Initialization and model choice

The first step is to initialize the model, much like one would initialize an scikit-learn model. The main class is cluster_model from the rfcc package. We only need to pass an appropriate ensemble model (RandomForestClassifier, RandomForestRegressor) and specify the options we'd like to use.

Since miles-per-gallon is a continuous measure, we'll be using a random forest regression.

from sklearn.ensemble import RandomForestRegressor
from rfcc.model import cluster_model
model=cluster_model(model=RandomForestRegressor,max_clusters=20,random_state=1)

We have two options to specify the size and number of clusters to be returned.

The parameter max_clusters sets the maximum amount of leafs in each decision tree. It ensures that the model does not return too many or too few clusters, but it does change the estimation of the random forest.

Another option is to set max_clusters to a high value, or leave it unspecified, and use the hierarchical clustering algorithm to extract clusters of the desired size. See below for t_param in the fit method.

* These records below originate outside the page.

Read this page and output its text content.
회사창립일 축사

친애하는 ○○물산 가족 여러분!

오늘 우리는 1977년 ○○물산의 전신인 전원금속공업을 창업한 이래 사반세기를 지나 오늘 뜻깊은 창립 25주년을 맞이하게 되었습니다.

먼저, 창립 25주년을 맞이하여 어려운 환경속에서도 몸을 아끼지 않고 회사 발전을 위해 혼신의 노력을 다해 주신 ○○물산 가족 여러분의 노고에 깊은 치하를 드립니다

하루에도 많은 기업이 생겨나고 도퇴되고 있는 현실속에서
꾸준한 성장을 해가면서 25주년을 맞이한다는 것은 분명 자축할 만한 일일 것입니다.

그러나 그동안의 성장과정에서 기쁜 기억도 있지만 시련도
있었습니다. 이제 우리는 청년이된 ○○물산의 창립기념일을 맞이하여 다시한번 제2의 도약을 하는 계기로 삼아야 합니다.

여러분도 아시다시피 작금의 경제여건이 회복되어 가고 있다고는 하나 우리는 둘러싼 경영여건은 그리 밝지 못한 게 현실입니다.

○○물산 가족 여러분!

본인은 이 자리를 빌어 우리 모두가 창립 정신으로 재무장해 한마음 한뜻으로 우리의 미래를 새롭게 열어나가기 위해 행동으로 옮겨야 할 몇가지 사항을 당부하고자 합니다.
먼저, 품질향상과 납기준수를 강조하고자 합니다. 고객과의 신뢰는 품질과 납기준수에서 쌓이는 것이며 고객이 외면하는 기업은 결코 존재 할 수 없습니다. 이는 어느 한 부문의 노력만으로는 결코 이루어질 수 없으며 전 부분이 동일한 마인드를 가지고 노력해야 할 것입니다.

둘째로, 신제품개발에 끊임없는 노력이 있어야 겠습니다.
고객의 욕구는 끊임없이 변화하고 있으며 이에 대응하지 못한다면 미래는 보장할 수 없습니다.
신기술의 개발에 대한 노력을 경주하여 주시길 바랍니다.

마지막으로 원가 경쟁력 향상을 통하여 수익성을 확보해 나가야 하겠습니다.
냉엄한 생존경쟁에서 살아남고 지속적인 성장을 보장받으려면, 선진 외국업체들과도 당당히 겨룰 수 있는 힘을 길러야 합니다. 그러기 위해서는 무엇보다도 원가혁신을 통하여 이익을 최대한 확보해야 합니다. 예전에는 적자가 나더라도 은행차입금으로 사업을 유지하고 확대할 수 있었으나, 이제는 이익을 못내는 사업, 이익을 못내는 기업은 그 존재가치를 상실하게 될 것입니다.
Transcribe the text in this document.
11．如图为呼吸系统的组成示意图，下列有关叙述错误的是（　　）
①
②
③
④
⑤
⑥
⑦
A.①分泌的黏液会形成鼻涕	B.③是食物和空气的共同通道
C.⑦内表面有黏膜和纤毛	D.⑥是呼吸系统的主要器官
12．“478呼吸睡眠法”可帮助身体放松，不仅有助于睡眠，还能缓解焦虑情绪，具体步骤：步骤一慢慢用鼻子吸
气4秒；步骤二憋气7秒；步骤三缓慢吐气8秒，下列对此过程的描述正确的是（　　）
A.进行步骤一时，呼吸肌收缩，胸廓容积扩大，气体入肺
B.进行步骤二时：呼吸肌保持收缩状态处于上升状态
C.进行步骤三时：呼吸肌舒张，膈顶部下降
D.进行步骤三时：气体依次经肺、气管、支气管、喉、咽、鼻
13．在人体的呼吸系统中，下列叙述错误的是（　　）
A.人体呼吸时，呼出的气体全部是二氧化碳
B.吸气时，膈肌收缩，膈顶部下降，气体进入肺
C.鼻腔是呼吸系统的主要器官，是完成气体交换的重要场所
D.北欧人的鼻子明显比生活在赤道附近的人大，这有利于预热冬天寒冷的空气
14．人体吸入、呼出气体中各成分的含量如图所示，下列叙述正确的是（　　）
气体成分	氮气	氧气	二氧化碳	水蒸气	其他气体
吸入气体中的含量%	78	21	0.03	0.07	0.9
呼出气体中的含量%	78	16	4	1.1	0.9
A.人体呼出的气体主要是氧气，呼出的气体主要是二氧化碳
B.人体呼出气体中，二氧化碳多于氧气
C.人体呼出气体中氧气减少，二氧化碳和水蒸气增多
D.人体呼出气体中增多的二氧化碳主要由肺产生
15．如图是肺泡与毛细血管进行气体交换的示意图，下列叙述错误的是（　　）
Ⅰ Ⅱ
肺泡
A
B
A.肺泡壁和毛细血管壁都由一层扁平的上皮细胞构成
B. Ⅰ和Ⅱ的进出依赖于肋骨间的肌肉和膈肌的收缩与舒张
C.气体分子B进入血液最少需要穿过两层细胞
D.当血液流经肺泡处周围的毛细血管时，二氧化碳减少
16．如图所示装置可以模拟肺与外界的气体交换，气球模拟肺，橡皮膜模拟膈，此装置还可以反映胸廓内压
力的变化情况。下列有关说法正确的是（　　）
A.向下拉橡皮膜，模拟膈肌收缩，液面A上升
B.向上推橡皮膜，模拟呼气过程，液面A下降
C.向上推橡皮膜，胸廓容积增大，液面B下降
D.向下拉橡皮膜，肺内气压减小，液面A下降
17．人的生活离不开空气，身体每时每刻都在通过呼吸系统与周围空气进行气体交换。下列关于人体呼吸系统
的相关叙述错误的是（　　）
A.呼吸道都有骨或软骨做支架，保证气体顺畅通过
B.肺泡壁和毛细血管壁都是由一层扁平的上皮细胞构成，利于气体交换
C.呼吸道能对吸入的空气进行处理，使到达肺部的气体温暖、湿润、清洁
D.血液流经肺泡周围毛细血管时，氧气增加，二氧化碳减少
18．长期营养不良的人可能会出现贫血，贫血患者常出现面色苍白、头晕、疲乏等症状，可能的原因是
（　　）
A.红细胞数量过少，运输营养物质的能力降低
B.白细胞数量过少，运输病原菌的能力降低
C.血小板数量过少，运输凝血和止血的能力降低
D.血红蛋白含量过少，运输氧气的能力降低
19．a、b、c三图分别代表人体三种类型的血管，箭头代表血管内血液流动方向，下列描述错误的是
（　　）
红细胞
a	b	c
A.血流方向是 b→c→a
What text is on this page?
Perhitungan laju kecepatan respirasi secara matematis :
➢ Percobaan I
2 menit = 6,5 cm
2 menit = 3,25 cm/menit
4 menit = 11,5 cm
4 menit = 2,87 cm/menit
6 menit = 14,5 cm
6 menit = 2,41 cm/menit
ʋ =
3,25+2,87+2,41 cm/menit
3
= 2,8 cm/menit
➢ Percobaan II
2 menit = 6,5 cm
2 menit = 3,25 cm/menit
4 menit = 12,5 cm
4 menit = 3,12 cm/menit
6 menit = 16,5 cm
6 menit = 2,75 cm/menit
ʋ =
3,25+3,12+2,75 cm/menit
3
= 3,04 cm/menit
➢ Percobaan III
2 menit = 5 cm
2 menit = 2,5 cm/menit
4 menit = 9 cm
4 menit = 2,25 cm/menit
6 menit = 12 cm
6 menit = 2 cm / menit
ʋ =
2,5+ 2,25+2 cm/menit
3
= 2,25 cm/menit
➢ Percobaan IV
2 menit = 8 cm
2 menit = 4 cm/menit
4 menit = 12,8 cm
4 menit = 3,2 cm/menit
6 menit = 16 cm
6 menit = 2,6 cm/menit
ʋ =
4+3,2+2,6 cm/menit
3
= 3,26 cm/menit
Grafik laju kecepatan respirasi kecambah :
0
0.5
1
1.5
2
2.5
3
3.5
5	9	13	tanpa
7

Fitting and optional parameters

Now we need to fit our model to the data.

model.fit(X,Y)

The following optional parameters can be passed

  • encode (list): A list of columns that we'd like to encode before fitting the model. Note that all non-numerical columns will be encoded automatically. However, you can also encode numerical data by passing it in the encode parameter.

  • encode_y (bool): You can choose to ordinally encode the outcome variables. If you do a classification, scikit learn will choose how to encode the outcome variables. If the variable is continuous, this will usually lead to a rather bad fit, in which case you may want to encode.

  • linkage_method (str): Linkage method used in the clustering algorithm (average, single, complete, ward)

  • clustering_type (str): "rfcc" (default) our path based clustering, or "binary" as in prior approaches

  • t_param (float): If None, number of clusters corresponds to average number of leafs. If t_param is specified, pick that level of clustering hierarchy where distance between members of the group is less than t_param. The higher the value, the larger average size of a cluster.

Let's check how well our model does on our training set

model.score(X,Y)
0.9231321010907177

Cluster compositions

Once the model is fit, we can extract the composition of clusters. Let's see which car types and cylinders have the best and worst miles-per-gallon performance.

First, we use the cluster_descriptions method to return the compositions for each cluster.

clusters=model.cluster_descriptions(variables_to_consider=['class','manufacturer'], continuous_measures="mean")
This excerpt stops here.